What I thought was rather strange was the fact that they were wearing some traditional artists’ smocks and the phrase l’habit ne fait pas le moine – “the habit doesn’t make the monk” or “just because you have the clothes doesn’t mean that you can do the job” came immediately to my mind.
It takes more than a smock, a palette, an easel, a canvas and a couple of brushes to make a painter, as many of the “exhibits” on sale at the Artists’ Fair on Sunday will testify.
So while I was brooding on the infinite, I was overflown by a light aeroplane.
It’s not one that we’ve seen before, as it happens. She’s F-BRAG and that tells me that she’s a MBB Bo 208C built by Messerschmitt-Bolkow-Blohm in Germany and had at one time some connection with the Waggon Und Mashinenbau company.
She hasn’t filed a flight plan and wasn’t picked up on radar either and isn’t recorded as having been at the airfield here but she’s actually based at Dinan near St Malo so it’s possible that she’s taken off from there and been for a flight around the bay before going home again.
Apart from the painters there weren’t all that many other people on the path up here this afternoon.
There wasn’t anyone down on the bench by the cabanon vauban either this afternoon which was a shame because they would have had something to watch.
Nothing in the way of pleasure craft but there was a trawler out there over towards the Brittany coast with its equipment out. We’ve been seeing fishing boats in all kinds of strange places since all of the shenanigans out on the Baie de Granville.
So I left the trawler to it and carried on around the path on the other side of the headland.
And there’s no real change in the occupants of the chantier naval
We still have Pescadore in there along with the strange Wavecat Express and the catamaran and the cabin cruiser that have been there for a while.
But what I was hoping to see was the yacht that we noticed yesterday. While we were on our way to the physiotherapist we saw that the portable boat lift had hauled a yacht out of the water but by the looks of things it wasn’t out of the water for long.
On the way back towards home I stopped for a look at what was happening in the inner harbour.
Victor Hugo is still there. I din’t think she’s ever going to put to sea at this rate, but the ship that is here to install the new buoys, Hauts De France, has gone! And never called me “mother”! I was rather hoping that I’d get to see her in action too.
Most of the fishing boats are out at sea too. No peace for the wicked.

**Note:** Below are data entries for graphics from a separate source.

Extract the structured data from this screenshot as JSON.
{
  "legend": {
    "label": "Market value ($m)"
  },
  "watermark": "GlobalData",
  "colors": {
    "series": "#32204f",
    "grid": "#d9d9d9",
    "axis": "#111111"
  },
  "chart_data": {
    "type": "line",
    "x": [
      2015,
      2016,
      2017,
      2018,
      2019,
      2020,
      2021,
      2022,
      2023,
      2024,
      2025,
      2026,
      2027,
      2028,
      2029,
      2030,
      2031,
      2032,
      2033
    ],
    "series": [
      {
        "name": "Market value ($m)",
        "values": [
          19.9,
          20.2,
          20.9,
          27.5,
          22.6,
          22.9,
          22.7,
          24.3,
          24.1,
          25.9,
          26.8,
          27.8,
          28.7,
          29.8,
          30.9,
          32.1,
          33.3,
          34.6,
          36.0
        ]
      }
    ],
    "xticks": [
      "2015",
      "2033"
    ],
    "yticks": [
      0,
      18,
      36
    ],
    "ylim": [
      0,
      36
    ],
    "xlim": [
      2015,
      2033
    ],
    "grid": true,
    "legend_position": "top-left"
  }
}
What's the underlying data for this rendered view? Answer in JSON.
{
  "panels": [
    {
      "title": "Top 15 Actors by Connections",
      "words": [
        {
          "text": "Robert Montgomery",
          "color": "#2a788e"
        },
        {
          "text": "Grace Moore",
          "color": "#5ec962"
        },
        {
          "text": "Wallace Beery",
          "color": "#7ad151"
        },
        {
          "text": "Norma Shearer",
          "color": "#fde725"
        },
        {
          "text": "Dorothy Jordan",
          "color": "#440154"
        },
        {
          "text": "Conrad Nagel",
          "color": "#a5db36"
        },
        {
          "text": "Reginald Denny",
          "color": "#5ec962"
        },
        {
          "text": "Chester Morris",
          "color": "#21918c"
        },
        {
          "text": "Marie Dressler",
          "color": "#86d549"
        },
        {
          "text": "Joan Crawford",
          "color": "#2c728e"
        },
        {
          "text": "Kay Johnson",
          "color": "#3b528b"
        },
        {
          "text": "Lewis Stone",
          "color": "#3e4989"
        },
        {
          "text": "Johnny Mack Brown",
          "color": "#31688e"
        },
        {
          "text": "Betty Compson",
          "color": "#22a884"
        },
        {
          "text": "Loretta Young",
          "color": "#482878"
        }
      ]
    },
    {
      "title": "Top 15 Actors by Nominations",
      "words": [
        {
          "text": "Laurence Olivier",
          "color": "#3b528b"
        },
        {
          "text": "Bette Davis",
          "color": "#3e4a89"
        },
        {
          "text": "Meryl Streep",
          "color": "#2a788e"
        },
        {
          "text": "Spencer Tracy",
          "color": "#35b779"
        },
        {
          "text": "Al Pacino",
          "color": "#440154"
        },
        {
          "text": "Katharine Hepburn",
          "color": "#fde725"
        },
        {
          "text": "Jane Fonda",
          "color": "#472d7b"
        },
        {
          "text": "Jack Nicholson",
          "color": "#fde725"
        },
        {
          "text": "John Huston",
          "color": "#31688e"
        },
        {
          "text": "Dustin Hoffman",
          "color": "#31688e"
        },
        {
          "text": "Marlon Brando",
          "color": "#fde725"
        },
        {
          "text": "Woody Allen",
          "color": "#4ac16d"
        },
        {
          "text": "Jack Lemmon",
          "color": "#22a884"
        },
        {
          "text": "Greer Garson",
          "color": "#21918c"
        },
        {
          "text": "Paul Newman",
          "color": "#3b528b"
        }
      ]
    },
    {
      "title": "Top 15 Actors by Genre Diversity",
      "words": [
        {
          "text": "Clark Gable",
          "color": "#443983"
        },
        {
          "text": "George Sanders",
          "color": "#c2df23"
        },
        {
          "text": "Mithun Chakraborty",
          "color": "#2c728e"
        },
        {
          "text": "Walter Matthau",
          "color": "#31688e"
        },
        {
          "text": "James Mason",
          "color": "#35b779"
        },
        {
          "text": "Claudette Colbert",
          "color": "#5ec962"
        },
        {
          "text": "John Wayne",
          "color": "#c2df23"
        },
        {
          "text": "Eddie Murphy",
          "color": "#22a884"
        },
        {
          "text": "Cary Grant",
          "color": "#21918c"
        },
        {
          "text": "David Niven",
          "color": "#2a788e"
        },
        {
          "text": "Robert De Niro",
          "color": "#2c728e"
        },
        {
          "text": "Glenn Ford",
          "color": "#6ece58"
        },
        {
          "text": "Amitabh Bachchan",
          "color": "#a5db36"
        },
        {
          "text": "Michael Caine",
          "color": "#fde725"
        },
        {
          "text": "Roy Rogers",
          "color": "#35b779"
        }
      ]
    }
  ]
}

Back here I made myself a smoothie and then crashed out for a short while after the exertions of the afternoon walking around the headland.
Later on I did some more revision of my Welsh and then went for my three-hour Welsh revision session. And that meant that I haven’t had any tea tonight – just a bag of crisps. Now that my notes are finished I’m off to bed. I intend to make the most of my 8 hours sleep and hope that I can keep the momentum going for tomorrow. I’m not quite used to this at all.